题面
题解
直接求解比较麻烦,考虑将问题进行转化。
设序列\(a = \{3, 1, 4, 2, 5\}, b = \{3, 2, 4, 1, 5\}\),那么我们构造一个正方形方格,将\(a\)放在横行,\(b\)放在竖行,可以画出下图。
那么我们可以发现,方案数就是从左上走到右下的不同序列个数。
这样我们可以\(\texttt{d}\texttt{p}\),设\(f[i][j]\)表示走到\((i, j)\)的方案数,那么显然\(f[i][j] = f[i - 1][j] + f[i][j - 1]\)。
不过这样转移发现有重复。考虑到\(a_i = b_j\)是\(f[i][j]\)出现重复的必要条件,通过推导可以得出方程:\(f[i][j] = f[i][j - 1] + f[i - 1][j] + [a_i = b_j]\sum_{k \geq 1}[a_{i - k} = b_{j - k}]f[i - k][j - k]\mathrm{C}(t - 1)\),其中\(\mathrm{C}\)表示卡特兰数,\(t\)表示\(1\)到\(k\)之间有多少个\(l\)满足\(a_{i - l} = b_{i - l}\)。
由于\(a_i = b_j\)只有\(n\)对,所以时间复杂度为\(\mathrm{O}(n ^ 2)\)。
代码
#include <cstdio>
#include <algorithm>
#include <vector>
#define file(x) freopen(#x".in", "r", stdin), freopen(#x".out", "w", stdout)
inline int read()
{
int data = 0, w = 1; char ch = getchar();
while (ch != '-' && (ch < '0' || ch > '9')) ch = getchar();
if (ch == '-') w = -1, ch = getchar();
while (ch >= '0' && ch <= '9') data = data * 10 + (ch ^ 48), ch = getchar();
return data * w;
}
const int N(2010), Mod(1e9 + 7);
int n, m, fac[N], inv[N], A[N], B[N], f[N][N];
inline int C(int n) { return 1ll * fac[n << 1] * inv[n] % Mod * inv[n + 1] % Mod; }
int fastpow(int x, int y)
{
int ans = 1;
for (; y; y >>= 1, x = 1ll * x * x % Mod)

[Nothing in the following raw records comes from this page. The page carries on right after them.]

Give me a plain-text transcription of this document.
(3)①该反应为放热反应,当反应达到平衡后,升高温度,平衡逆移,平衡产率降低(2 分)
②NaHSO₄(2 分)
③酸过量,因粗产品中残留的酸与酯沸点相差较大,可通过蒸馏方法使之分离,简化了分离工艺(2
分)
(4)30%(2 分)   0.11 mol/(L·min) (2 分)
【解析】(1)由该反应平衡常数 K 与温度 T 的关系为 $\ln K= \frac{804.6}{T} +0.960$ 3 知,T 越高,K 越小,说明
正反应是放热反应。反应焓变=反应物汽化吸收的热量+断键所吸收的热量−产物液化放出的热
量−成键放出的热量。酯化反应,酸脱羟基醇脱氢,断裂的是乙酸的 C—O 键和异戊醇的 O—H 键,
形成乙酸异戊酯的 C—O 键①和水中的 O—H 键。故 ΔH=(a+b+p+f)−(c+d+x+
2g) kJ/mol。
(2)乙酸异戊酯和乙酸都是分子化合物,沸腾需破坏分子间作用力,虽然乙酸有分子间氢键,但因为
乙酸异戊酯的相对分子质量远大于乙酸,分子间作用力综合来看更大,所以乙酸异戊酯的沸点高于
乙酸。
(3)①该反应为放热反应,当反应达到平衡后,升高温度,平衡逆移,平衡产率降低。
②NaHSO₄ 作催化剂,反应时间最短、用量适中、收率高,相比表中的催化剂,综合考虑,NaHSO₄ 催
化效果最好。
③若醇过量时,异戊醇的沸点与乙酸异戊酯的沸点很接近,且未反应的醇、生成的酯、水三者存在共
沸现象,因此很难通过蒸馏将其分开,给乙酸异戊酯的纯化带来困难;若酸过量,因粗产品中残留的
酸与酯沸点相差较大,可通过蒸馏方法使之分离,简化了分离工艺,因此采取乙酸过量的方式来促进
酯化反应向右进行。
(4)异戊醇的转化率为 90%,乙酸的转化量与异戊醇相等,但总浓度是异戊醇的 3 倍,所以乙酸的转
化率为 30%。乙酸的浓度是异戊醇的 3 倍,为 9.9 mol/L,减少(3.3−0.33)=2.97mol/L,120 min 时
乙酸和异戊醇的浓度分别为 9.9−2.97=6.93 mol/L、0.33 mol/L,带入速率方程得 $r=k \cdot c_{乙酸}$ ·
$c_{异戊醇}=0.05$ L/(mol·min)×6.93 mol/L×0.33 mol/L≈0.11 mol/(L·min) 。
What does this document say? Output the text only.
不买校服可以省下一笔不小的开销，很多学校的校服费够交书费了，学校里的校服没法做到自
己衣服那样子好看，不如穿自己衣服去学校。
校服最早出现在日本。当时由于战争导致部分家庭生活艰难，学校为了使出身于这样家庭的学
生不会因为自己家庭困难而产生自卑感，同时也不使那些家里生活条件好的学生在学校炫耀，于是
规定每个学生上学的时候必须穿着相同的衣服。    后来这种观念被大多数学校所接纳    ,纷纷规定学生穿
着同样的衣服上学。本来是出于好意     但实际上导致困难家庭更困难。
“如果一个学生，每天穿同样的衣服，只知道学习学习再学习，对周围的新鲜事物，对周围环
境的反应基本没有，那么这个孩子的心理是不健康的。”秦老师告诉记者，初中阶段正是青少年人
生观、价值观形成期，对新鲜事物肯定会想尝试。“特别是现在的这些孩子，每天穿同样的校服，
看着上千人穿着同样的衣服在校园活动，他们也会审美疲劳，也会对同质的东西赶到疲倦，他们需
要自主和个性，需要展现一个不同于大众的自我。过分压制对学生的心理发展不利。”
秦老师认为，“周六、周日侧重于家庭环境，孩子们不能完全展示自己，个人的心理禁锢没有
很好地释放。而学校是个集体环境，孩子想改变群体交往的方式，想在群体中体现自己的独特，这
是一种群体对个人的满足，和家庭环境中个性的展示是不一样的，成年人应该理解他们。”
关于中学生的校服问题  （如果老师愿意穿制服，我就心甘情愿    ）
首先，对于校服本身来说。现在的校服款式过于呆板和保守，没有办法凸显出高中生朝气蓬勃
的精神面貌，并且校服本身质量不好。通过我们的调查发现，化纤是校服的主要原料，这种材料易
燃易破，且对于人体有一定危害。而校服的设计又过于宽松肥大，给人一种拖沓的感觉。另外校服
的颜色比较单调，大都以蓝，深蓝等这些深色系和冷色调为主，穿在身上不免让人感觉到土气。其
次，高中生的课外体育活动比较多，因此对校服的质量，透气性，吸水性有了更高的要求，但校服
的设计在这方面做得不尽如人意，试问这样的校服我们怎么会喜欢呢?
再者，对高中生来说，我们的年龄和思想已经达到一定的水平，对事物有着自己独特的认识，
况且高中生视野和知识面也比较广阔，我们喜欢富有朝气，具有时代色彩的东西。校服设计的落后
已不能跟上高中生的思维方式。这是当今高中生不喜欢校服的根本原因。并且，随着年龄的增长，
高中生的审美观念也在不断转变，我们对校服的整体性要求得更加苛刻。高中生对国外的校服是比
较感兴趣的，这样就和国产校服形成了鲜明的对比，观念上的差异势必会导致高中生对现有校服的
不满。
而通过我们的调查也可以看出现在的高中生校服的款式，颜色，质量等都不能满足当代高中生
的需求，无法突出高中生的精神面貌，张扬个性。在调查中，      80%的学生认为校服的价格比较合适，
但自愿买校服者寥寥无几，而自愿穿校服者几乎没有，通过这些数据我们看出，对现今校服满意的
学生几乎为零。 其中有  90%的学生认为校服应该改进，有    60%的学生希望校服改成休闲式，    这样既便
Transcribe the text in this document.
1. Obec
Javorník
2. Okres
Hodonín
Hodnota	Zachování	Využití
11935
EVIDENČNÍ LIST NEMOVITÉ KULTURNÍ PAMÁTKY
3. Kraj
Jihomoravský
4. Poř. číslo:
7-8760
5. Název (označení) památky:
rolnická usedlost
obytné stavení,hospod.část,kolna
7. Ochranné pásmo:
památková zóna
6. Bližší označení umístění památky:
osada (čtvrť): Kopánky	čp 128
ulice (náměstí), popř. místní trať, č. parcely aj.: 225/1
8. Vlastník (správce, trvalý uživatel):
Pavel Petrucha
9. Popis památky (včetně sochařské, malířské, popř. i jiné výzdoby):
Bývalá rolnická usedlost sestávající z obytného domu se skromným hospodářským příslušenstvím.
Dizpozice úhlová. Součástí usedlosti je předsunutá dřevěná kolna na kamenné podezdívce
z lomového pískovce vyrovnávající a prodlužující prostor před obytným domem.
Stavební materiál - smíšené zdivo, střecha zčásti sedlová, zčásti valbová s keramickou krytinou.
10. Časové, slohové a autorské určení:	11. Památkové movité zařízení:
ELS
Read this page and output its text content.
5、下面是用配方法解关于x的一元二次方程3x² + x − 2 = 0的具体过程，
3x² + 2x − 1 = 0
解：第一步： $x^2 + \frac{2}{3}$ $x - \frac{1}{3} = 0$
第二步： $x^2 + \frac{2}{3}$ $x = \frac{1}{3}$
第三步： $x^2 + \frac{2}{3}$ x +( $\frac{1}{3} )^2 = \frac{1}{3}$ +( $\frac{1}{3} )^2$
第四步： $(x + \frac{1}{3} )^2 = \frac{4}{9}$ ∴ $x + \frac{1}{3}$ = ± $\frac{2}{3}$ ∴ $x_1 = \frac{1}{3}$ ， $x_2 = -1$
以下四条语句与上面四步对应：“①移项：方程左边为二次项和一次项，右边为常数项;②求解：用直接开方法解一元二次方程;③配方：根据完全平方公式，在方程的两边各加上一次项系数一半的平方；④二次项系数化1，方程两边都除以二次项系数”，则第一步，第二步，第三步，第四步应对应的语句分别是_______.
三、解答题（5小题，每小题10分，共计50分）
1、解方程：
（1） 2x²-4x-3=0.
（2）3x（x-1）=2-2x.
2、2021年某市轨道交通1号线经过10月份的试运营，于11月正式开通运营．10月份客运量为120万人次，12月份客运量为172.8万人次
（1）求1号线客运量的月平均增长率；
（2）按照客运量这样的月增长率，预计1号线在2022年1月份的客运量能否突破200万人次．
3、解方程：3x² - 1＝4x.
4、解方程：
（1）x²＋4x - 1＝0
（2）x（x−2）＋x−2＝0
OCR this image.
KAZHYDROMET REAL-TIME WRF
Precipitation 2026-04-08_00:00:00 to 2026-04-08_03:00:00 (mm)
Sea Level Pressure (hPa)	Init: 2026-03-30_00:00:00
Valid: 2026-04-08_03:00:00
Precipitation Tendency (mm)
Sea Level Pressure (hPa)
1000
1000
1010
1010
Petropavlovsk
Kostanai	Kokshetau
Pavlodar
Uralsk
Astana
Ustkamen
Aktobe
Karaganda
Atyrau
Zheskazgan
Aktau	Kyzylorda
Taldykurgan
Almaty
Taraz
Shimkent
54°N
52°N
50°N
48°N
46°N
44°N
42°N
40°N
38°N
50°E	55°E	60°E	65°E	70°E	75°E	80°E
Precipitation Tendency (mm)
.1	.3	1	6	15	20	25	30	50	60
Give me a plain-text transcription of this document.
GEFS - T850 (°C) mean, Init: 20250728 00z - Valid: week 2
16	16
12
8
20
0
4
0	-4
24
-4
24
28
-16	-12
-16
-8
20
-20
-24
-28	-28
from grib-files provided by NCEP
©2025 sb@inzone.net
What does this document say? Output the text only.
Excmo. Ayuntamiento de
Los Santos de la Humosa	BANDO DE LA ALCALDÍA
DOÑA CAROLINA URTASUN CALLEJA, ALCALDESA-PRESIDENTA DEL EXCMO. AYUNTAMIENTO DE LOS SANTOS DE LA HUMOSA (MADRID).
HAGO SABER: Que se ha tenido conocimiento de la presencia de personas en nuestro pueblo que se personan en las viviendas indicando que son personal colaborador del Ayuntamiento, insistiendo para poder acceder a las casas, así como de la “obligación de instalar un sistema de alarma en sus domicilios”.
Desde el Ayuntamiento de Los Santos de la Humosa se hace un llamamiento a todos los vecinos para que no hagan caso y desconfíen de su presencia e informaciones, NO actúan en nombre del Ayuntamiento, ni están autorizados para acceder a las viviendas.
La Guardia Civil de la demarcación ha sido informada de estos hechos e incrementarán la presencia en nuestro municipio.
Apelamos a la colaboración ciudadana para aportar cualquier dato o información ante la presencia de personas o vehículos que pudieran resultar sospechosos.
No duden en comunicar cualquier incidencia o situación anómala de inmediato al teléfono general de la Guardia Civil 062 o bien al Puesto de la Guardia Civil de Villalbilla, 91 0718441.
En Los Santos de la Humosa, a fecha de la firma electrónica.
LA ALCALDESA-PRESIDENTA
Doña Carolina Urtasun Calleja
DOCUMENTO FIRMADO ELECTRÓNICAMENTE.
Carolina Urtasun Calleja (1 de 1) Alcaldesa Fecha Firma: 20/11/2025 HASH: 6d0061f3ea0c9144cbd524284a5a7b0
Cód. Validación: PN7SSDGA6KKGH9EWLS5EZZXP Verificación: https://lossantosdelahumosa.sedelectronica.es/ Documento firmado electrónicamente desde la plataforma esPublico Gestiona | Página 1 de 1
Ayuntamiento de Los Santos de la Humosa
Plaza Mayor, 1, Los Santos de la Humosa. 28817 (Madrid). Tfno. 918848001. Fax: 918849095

if (y & 1) ans = 1ll * ans * x % Mod;
return ans;
}
int main()
{
n = read(), m = n << 1, fac[0] = inv[0] = 1, f[1][1] = 1;
for (int i = 1; i <= m; i++) fac[i] = 1ll * fac[i - 1] * i % Mod;
inv[m] = fastpow(fac[m], Mod - 2);
for (int i = m - 1; i; i--) inv[i] = 1ll * inv[i + 1] * (i + 1) % Mod;
for (int i = 1; i <= n; i++) A[i] = read();
for (int i = 1; i <= n; i++) B[i] = read();
for (int i = 1; i <= n; i++)
for (int j = 1; j <= n; j++)
{
if (i > 1 || j > 1) f[i][j] = (f[i - 1][j] + f[i][j - 1]) % Mod;
if (A[i] == B[j]) for (int k = 1, cnt = 0; k < i && k < j; k++)
if (A[i - k] == B[j - k])
f[i][j] = (f[i][j] - 1ll * C(cnt) *
f[i - k][j - k] % Mod + Mod) % Mod, ++cnt;
}
printf("%d\n", f[n][n]);
return 0;
}